Alpha diversity scores (species richness, Shannon and Simpson), generated using standard parameters in QIIME 1.9.1, were analysed by generating linear mixed effect models using the lme4 package (Bates et al., 2018) in R version 3.4.2 (R Core Team, 2017) to identify important predictors of alpha diversity. The lmerTest package (Kuznetsova, Brockho & Christensen, 2017) was used to determine the significance of these model components. Two maximal models were constructed and included all the fixed effects (preservation method, time-to-freezing and stool region) and their interactions with child replicate as a random effect, the first included time as a continuous variable and the second included time as a factor. Backward elimination was used for sequential removal of non-significant variables, to obtain the minimal statistically significant model (Burnham, Anderson & Huyvaert, 2011) (Code S2).
Taxonomic abundance graphs and LEfSe plots generated with QIIME were recreated in R using the ggplot2 package (Wickham et al., 2018). Principal coordinates analysis (PCoA) plots were generated using Emperor Software (Vázquez-Baeza et al., 2013) within QIIME.
Due to the low number (n = 2) of OMNIgene.GUT samples taken, and because OMNIgene.GUT samples were only taken from two out of the three children, these samples were excluded from the above analyses and analysed separately.

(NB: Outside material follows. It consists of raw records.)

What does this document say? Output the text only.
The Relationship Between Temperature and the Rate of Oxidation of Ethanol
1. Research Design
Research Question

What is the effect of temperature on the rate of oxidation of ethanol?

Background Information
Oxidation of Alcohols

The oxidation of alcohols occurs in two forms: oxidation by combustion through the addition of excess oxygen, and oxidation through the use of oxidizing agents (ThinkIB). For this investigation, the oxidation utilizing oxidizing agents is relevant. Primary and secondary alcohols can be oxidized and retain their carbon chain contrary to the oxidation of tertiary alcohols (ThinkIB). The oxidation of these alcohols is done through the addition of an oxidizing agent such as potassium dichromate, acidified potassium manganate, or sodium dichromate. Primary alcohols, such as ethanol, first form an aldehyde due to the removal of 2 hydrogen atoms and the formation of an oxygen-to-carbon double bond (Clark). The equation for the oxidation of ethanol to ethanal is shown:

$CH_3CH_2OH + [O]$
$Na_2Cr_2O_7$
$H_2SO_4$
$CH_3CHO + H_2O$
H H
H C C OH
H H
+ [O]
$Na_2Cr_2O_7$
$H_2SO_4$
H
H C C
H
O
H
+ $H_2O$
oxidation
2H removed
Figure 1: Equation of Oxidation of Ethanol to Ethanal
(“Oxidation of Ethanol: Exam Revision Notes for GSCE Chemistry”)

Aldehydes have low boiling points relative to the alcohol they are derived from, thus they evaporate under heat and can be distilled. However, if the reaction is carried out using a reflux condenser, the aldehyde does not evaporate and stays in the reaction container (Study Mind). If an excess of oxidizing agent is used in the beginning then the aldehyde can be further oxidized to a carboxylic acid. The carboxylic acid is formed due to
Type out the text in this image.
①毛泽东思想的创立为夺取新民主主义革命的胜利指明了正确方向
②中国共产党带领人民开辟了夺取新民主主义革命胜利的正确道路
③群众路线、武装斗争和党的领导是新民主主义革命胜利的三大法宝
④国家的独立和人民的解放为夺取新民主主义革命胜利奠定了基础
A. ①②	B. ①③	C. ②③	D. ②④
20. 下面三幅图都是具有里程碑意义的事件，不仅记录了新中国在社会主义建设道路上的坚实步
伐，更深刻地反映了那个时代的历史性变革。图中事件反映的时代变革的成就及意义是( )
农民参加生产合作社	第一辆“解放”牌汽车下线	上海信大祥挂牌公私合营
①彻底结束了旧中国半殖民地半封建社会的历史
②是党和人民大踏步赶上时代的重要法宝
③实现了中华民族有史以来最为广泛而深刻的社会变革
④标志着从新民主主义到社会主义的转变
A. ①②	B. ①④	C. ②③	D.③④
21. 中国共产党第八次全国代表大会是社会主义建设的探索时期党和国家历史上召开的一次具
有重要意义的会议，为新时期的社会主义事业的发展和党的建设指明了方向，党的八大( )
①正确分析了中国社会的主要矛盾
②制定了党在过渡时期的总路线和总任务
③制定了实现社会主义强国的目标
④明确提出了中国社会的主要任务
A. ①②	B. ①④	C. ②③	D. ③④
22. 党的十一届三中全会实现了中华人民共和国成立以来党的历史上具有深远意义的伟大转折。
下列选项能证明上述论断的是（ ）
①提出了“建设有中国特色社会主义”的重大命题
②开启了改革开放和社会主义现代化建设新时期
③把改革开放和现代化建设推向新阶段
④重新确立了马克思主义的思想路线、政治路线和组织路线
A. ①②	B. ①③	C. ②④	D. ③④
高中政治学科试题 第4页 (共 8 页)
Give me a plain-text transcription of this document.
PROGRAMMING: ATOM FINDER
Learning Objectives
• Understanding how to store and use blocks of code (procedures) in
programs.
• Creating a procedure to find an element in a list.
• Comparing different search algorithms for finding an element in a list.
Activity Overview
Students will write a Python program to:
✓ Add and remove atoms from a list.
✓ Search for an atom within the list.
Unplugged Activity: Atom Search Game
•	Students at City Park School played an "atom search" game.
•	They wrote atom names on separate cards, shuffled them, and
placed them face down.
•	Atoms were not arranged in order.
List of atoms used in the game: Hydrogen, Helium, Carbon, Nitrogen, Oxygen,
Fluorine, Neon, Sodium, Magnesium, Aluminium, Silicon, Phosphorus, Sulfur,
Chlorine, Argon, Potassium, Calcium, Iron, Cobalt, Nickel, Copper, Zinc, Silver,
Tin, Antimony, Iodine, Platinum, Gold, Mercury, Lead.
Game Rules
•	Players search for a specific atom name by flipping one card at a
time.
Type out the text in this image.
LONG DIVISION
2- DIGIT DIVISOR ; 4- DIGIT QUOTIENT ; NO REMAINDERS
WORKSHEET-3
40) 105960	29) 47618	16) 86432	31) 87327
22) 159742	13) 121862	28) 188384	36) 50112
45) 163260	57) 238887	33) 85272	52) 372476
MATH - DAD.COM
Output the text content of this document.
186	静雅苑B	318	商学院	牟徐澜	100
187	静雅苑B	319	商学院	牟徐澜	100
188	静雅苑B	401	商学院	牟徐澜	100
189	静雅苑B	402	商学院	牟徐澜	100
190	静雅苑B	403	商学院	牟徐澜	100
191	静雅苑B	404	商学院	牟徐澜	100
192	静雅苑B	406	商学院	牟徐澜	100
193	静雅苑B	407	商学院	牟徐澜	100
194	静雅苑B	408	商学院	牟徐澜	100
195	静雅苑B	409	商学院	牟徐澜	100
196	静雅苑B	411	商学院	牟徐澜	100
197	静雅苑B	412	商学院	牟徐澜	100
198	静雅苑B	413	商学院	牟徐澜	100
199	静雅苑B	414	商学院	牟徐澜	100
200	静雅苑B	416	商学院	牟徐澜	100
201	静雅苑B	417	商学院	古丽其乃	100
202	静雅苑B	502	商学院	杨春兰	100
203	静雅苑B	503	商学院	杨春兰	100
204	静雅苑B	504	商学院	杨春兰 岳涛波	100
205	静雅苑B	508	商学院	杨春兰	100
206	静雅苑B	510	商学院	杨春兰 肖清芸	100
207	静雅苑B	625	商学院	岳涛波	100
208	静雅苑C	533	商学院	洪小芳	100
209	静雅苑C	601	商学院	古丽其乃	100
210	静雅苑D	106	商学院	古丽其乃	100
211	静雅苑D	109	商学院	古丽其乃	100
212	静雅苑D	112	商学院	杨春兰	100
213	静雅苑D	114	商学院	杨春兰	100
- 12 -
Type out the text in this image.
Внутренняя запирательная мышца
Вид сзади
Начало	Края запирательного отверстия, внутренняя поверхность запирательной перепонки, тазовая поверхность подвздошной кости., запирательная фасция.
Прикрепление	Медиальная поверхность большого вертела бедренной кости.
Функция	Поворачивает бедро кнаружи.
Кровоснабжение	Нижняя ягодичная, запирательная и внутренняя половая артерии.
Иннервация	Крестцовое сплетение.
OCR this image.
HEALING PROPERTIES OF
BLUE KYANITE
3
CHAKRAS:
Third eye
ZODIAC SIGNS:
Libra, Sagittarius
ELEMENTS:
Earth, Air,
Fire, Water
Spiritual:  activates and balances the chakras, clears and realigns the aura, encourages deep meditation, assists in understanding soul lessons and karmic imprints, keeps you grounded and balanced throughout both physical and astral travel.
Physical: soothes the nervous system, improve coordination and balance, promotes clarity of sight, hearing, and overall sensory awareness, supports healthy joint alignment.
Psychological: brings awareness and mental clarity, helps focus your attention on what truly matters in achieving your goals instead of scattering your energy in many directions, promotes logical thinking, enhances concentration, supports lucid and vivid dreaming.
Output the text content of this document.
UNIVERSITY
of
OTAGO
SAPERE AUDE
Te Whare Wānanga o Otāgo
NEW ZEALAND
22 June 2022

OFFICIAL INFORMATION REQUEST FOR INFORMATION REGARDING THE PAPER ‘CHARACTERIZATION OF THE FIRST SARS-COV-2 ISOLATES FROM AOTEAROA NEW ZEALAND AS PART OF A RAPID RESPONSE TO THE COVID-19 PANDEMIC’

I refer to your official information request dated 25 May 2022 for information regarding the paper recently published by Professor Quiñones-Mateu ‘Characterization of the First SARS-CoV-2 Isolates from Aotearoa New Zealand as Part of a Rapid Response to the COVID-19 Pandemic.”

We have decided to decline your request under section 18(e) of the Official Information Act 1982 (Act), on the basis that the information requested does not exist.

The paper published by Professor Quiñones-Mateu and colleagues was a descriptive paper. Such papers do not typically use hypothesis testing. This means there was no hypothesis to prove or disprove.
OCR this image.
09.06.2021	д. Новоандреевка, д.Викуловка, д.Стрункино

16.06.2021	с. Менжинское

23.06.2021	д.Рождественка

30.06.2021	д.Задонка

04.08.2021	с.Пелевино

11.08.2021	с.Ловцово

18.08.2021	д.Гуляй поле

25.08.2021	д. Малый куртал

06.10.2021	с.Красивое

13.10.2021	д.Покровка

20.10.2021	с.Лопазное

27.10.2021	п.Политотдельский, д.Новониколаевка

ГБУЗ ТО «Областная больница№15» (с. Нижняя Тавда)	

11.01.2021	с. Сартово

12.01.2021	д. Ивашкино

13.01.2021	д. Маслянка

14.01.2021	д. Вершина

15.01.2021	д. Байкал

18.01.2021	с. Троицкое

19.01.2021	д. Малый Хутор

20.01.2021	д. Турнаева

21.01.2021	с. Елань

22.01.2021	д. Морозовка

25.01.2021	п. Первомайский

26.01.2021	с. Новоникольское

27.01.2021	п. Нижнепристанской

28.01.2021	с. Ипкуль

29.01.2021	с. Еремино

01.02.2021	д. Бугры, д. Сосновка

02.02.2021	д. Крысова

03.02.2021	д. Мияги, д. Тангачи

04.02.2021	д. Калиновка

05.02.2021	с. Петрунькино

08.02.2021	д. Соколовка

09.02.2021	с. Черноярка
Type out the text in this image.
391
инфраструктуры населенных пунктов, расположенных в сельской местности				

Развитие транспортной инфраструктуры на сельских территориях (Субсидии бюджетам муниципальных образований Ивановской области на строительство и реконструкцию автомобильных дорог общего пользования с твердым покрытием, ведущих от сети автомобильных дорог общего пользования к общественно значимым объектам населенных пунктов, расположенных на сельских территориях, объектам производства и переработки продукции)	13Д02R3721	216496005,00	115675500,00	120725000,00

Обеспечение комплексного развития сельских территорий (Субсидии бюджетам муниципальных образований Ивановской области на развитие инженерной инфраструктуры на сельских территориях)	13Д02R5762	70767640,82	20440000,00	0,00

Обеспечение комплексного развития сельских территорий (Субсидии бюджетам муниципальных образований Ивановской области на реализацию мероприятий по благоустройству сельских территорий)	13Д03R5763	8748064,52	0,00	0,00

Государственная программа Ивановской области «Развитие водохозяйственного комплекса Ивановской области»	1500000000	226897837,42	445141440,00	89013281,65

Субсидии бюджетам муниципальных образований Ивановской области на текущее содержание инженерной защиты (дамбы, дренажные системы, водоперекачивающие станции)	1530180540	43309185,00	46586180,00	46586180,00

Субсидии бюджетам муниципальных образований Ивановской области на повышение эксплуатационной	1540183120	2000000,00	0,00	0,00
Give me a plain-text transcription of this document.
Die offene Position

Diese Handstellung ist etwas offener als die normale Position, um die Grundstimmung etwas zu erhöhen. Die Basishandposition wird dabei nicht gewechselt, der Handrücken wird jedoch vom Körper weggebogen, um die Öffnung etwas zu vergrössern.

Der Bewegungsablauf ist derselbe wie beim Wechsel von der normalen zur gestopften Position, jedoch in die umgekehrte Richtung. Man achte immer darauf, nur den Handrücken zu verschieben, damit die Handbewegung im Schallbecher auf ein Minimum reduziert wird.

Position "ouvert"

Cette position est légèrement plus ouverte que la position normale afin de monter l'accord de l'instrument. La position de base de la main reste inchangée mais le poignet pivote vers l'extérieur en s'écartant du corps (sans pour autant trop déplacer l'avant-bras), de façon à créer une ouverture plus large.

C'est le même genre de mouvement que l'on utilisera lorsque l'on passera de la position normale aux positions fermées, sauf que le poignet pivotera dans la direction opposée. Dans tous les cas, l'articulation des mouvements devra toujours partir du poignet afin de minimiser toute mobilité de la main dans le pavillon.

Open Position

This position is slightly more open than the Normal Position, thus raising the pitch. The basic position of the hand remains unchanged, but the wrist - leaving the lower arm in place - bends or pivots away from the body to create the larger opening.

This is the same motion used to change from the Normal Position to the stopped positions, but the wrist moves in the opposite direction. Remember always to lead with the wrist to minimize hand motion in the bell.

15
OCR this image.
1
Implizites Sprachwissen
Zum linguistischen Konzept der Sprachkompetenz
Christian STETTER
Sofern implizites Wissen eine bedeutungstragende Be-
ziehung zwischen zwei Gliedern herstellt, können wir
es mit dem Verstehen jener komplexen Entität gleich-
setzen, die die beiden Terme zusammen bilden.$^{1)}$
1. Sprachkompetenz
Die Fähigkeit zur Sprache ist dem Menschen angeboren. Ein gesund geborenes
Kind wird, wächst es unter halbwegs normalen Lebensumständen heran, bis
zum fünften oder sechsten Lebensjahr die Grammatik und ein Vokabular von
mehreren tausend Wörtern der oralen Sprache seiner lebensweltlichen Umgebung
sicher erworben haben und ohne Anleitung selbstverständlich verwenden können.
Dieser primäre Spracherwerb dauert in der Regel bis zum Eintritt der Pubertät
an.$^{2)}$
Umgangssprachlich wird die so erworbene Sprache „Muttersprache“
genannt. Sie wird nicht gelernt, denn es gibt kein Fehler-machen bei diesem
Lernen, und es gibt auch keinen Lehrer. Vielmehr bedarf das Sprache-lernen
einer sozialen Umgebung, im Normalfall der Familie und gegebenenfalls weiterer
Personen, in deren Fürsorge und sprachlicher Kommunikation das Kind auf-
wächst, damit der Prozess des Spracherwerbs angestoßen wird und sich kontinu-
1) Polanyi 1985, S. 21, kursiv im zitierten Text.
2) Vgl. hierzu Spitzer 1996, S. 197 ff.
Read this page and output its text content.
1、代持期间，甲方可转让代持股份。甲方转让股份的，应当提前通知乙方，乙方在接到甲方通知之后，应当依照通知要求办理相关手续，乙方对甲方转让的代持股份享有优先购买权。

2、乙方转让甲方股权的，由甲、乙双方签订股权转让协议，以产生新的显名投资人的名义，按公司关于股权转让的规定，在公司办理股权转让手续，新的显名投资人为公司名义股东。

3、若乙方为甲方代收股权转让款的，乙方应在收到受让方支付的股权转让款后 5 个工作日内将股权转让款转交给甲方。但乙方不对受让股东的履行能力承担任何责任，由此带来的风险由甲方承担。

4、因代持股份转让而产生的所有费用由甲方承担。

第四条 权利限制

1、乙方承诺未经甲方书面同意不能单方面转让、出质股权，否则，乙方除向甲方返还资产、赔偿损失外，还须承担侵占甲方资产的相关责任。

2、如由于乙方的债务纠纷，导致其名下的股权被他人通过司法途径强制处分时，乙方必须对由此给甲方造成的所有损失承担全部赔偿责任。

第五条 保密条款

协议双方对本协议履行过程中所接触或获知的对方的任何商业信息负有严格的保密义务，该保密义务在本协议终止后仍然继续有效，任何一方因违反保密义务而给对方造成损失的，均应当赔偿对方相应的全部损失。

Samples processing and microbiome sequencing
In total 87 stool samples were collected for analysis and libraries prepared. After sample exclusion, trimming and alignment (Figs. S1 and S2; Table S1) there was an average of 67,575 (range 19,083–466,807) reads per sample (n = 85).
Microbiome profiles vary between individual children
Each child had a distinct microbiome signature (Figs. 1A and 1B) that was apparent at all taxonomic levels, from phylum (Fig. 2A; Table S2) to genus (Fig. 2B; Data S1) level regardless of the preservation method used and the time-to-freezing duration. The most abundant phyla were Bacteroidetes in child A (40.7%) and child B (36.9%), and Firmicutes in child C (34.1%); followed by Firmicutes in child A (40.1%), Proteobacteria in child B (30.2%) and Bacteroidetes in child C (28.7%). LEfSe identified several bacterial taxa significantly associated with each individual child (Data S2). PCoA analysis using qualitative (presence/absence) differences (unweighted UniFrac, Fig. 1A) confirmed that the clustering of bacterial sequences within individual children was significantly different (MCP for all child comparisons p ≤ 0.001) (Fig. 1A). Children were also significantly different by relative abundance weighted UniFrac (MCP for all child comparisons p ≤ 0.001) (Fig. 1B).
Microbiome profiles vary by stool storage method used
The samples stored as raw stool had a mean average of 80,822 reads per sample (range 26,270–466,807; 35 samples), samples in ethanol had a mean average of 62,983 reads per sample (range 24,215–140,356; 24 samples), and samples in RNAlater had a mean average of 53,981 reads per sample (range 19,083–100,934; 26 samples) (Fig. S3). The number of read counts was not significantly different between preservation methods using a Kruskal–Wallis test.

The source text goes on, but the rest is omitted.